All private, four-year residential colleges and universities are eligible to be invited to apply for planning grants that range from $25,000 - $100,000, or comprehensive grants for $250,000. The Foundations' seek grant proposals that specifically target the undergraduate experience, and reflect a high institutional priority that "includes curricular or co-curricular programs related to teaching, learning, scholarship, undergraduate research, faculty development, academic quality, intellectual vigor, or innovative ideas with lasting impact at either the requesting institution or across the sector."
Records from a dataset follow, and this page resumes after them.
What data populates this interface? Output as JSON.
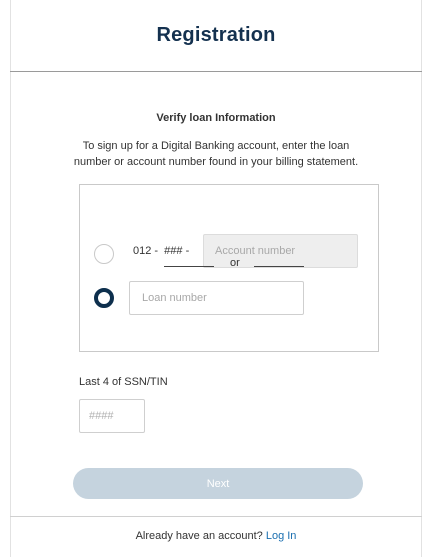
{
  "header": {
    "title": "Registration"
  },
  "verify": {
    "heading": "Verify loan Information",
    "instructions_line1": "To sign up for a Digital Banking account, enter the loan",
    "instructions_line2": "number or account number found in your billing statement."
  },
  "account_option": {
    "selected": false,
    "prefix": "012 -  ### -",
    "placeholder": "Account number",
    "value": ""
  },
  "separator": {
    "text": "or"
  },
  "loan_option": {
    "selected": true,
    "placeholder": "Loan number",
    "value": ""
  },
  "ssn": {
    "label": "Last 4 of SSN/TIN",
    "placeholder": "####",
    "value": ""
  },
  "actions": {
    "next_label": "Next",
    "next_enabled": false
  },
  "footer": {
    "prompt": "Already have an account?",
    "login_label": "Log In"
  },
  "colors": {
    "title": "#14314f",
    "radio_selected": "#0d2f4d",
    "button_disabled": "#c5d3de",
    "link": "#1a6fb0"
  }
}
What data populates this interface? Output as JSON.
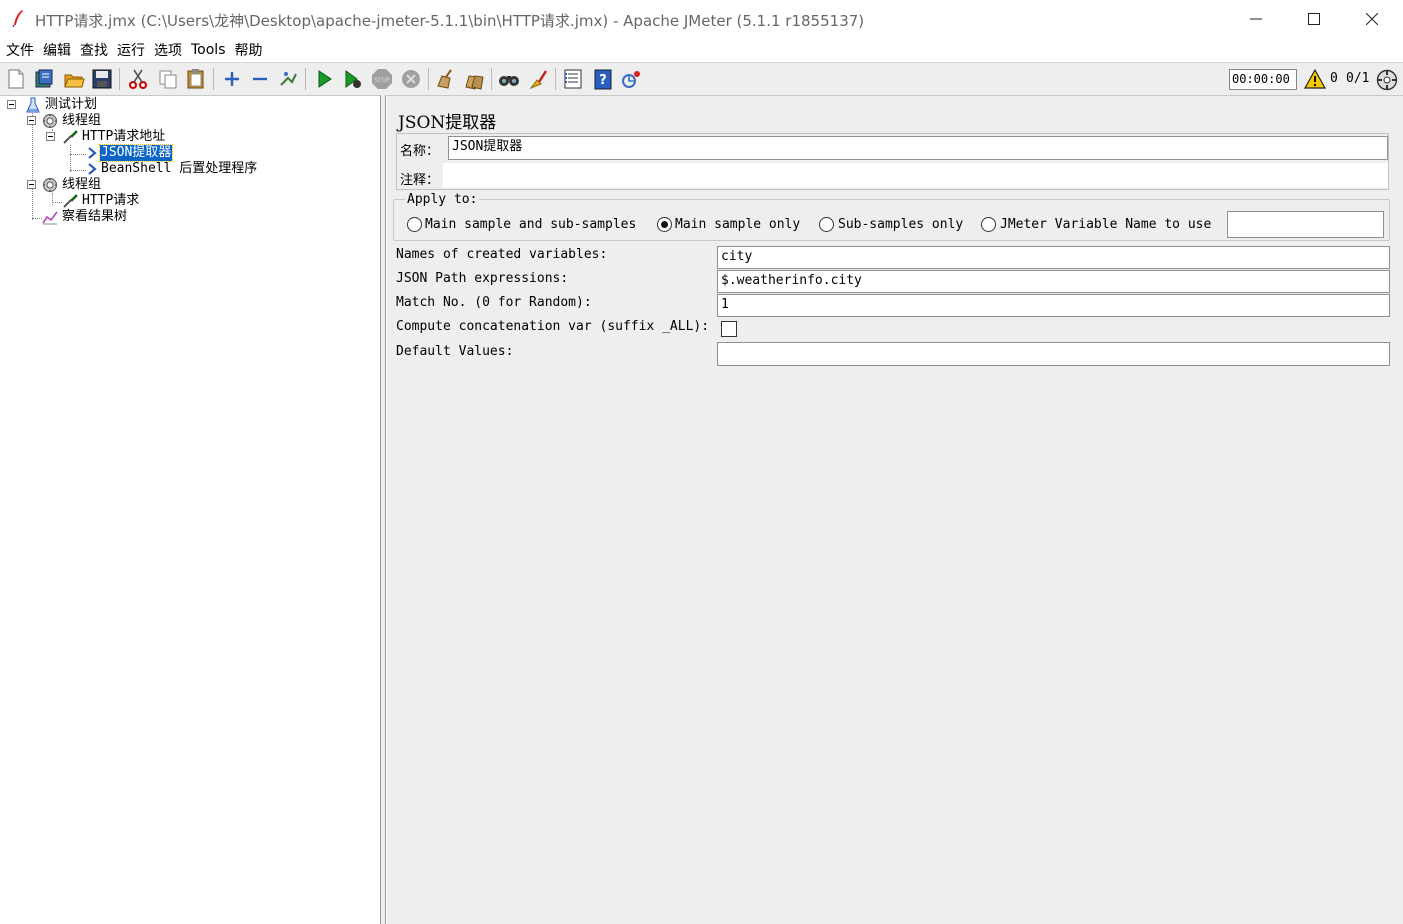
{
  "window": {
    "title": "HTTP请求.jmx (C:\\Users\\龙神\\Desktop\\apache-jmeter-5.1.1\\bin\\HTTP请求.jmx) - Apache JMeter (5.1.1 r1855137)"
  },
  "menu": [
    "文件",
    "编辑",
    "查找",
    "运行",
    "选项",
    "Tools",
    "帮助"
  ],
  "toolbar": {
    "icons": [
      "new-icon",
      "templates-icon",
      "open-icon",
      "save-icon",
      "cut-icon",
      "copy-icon",
      "paste-icon",
      "expand-icon",
      "collapse-icon",
      "toggle-icon",
      "start-icon",
      "start-no-pause-icon",
      "stop-icon",
      "shutdown-icon",
      "clear-icon",
      "clear-all-icon",
      "search-icon",
      "reset-search-icon",
      "function-helper-icon",
      "help-icon",
      "remote-icon"
    ],
    "timer": "00:00:00",
    "warning_count": "0",
    "threads": "0/1"
  },
  "tree": {
    "items": [
      {
        "label": "测试计划",
        "icon": "test-plan-icon"
      },
      {
        "label": "线程组",
        "icon": "thread-group-icon"
      },
      {
        "label": "HTTP请求地址",
        "icon": "sampler-icon"
      },
      {
        "label": "JSON提取器",
        "icon": "post-processor-icon",
        "selected": true
      },
      {
        "label": "BeanShell 后置处理程序",
        "icon": "post-processor-icon"
      },
      {
        "label": "线程组",
        "icon": "thread-group-icon"
      },
      {
        "label": "HTTP请求",
        "icon": "sampler-icon"
      },
      {
        "label": "察看结果树",
        "icon": "listener-icon"
      }
    ]
  },
  "panel": {
    "title": "JSON提取器",
    "name_label": "名称：",
    "name_value": "JSON提取器",
    "comment_label": "注释：",
    "comment_value": "",
    "apply_to": {
      "legend": "Apply to:",
      "options": [
        "Main sample and sub-samples",
        "Main sample only",
        "Sub-samples only",
        "JMeter Variable Name to use"
      ],
      "selected": "Main sample only",
      "variable_name": ""
    },
    "fields": {
      "names_label": "Names of created variables:",
      "names_value": "city",
      "path_label": "JSON Path expressions:",
      "path_value": "$.weatherinfo.city",
      "match_label": "Match No. (0 for Random):",
      "match_value": "1",
      "concat_label": "Compute concatenation var (suffix _ALL):",
      "concat_checked": false,
      "default_label": "Default Values:",
      "default_value": ""
    }
  },
  "colors": {
    "selection": "#0a64c8",
    "panel_bg": "#eeeeee",
    "start_green": "#1a9a2a"
  }
}
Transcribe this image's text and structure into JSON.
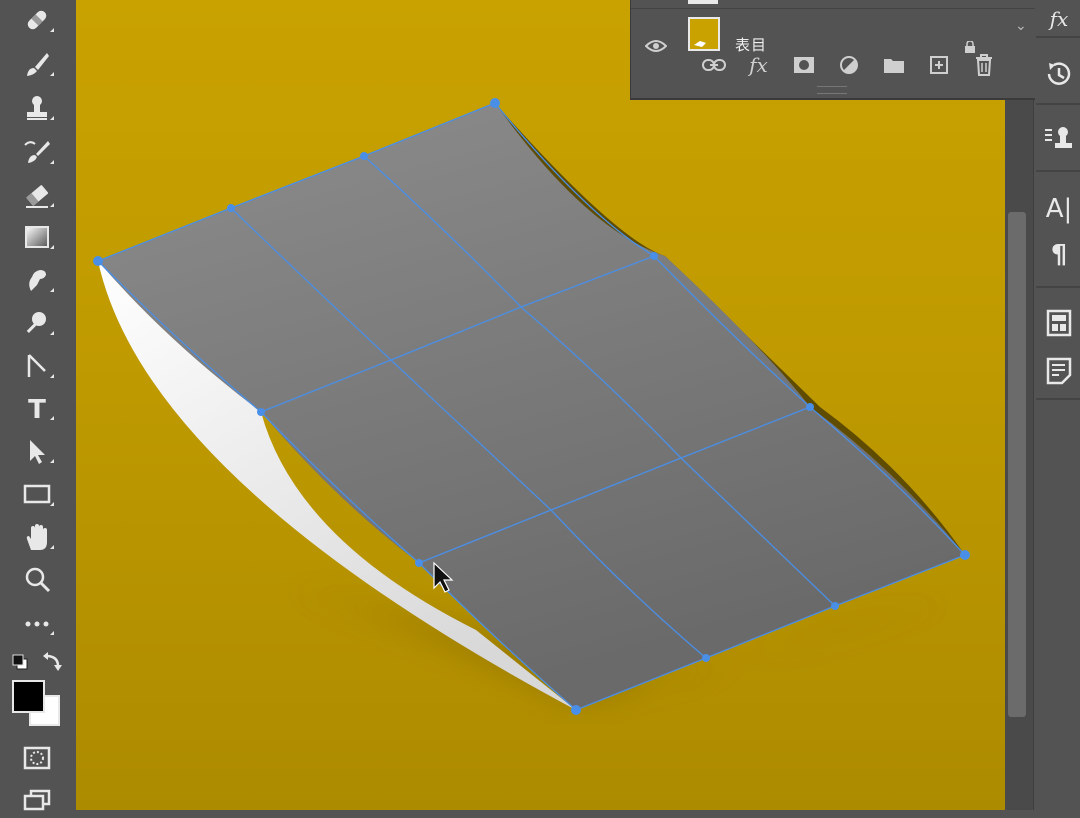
{
  "toolbar": {
    "tools": [
      {
        "name": "spot-healing-brush-tool",
        "icon": "bandage-icon"
      },
      {
        "name": "brush-tool",
        "icon": "brush-icon"
      },
      {
        "name": "clone-stamp-tool",
        "icon": "stamp-icon"
      },
      {
        "name": "history-brush-tool",
        "icon": "history-brush-icon"
      },
      {
        "name": "eraser-tool",
        "icon": "eraser-icon"
      },
      {
        "name": "gradient-tool",
        "icon": "gradient-icon"
      },
      {
        "name": "smudge-tool",
        "icon": "smudge-icon"
      },
      {
        "name": "dodge-tool",
        "icon": "dodge-icon"
      },
      {
        "name": "pen-tool",
        "icon": "pen-icon"
      },
      {
        "name": "type-tool",
        "icon": "type-icon",
        "glyph": "T"
      },
      {
        "name": "path-selection-tool",
        "icon": "arrow-icon"
      },
      {
        "name": "rectangle-tool",
        "icon": "rectangle-icon"
      },
      {
        "name": "hand-tool",
        "icon": "hand-icon"
      },
      {
        "name": "zoom-tool",
        "icon": "magnifier-icon"
      },
      {
        "name": "edit-toolbar",
        "icon": "ellipsis-icon",
        "glyph": "•••"
      }
    ],
    "foreground_color": "#000000",
    "background_color": "#ffffff"
  },
  "layers_panel": {
    "layer": {
      "name": "表目",
      "thumbnail_color": "#c9a200"
    },
    "buttons": [
      {
        "name": "link-layers",
        "icon": "link-icon"
      },
      {
        "name": "add-layer-style",
        "icon": "fx-icon",
        "glyph": "fx"
      },
      {
        "name": "add-mask",
        "icon": "mask-icon"
      },
      {
        "name": "adjustment-layer",
        "icon": "adjustment-icon"
      },
      {
        "name": "new-group",
        "icon": "folder-icon"
      },
      {
        "name": "new-layer",
        "icon": "new-layer-icon"
      },
      {
        "name": "delete-layer",
        "icon": "trash-icon"
      }
    ]
  },
  "right_strip": {
    "icons": [
      {
        "name": "styles",
        "icon": "fx-icon",
        "glyph": "fx"
      },
      {
        "name": "history",
        "icon": "history-icon"
      },
      {
        "name": "clone-source",
        "icon": "clone-source-icon"
      },
      {
        "name": "character",
        "icon": "character-icon",
        "glyph": "A|"
      },
      {
        "name": "paragraph",
        "icon": "paragraph-icon",
        "glyph": "¶"
      },
      {
        "name": "properties",
        "icon": "properties-icon"
      },
      {
        "name": "notes",
        "icon": "notes-icon"
      }
    ]
  },
  "canvas": {
    "background_color": "#c9a200",
    "surface_color": "#7a7a7a",
    "selection_color": "#4a8fe7"
  }
}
    • The University of Richmond

The Office of Foundation, Corporate, and Government Relations is a UR office dedicated bringing grant opportunities to our center and to support grant applications. That office identified grant opportunities for the university and helps our center apply for them. One such grant is the AVDF grant called Essential Engagement: Creating Pathways for Curricular Community Engagement. We used the funding to pursue, evaluate, and disseminate a faculty and student engagement model based on a purposeful expansions of our Community Based Learning (CBL) model. In order for other campuses to build up their funding, institutions should contact their grants office. There is software that searches grants by keywords determined by the searcher. Institutions should also tap demonstrated excellence and connections of their advancement office.  

 

Consortium Grants

 

Bringing Theory to Practice (BTtoP) has offered seven different types of funding to support projects on college and university campuses that explore higher education's greater purposes (engaged learning, civic engagement and civic development, student well-being, and preparation for a meaningful life). Previously awarded and currently active grant-funded activities include:

 

 

Corporate Sponsorship / Individual Donors

 

  • Christopher Newport University

The Civic Engagement Center at Christopher Newport University is predominantly funded through partnerships with corporate and individual donors. The Director of Community Engagement & the Bonner Service Scholars Program, Brad Brewer, works closely with CNU’s Director of Advancement to identify and meet with potential donors in the community. Together, they ask several key questions to identify key potential stakeholders: What organizations or individuals have a mission that aligns with CNU Engage? What are ways that CNU Engage can connect our work to their mission? What sources of funding have already been taken by other CNU departments? 

 

After identifying these potential donors, they set up meetings with them. These meetings usually include narratives of the impact driven by CNU Engage in the community and on campus, how the work at CNU Engage connects with the organization's mission, and a direct ask of the organization or individual. In this way, CNU has received many donations - small, large, recurring, and one-time - that serve as the predominant funding for the Bonner Service Scholars’ stipend, CNU Engage’s merchandise (e.g. T-shirts, jackets), and other budgetary needs. 

 

This funding strategy has not only been successful for CNU, but it is actually preferable for them compared to other methods such as federal or foundation grants. From Brad’s perspective, applying for grants is often a time-consuming and rigorous process. Additionally, grants often have specific requirements that restrict the applicant’s original idea or provide funding for the applicant to implement someone else’s idea. Appealing to corporate organizations or individuals allows the applicant to approach with their own idea, and the donor can choose to support or deny the idea. This gives the applicant more flexibility, though it requires work in order to package the idea in a way that is appealing to the corporate audience.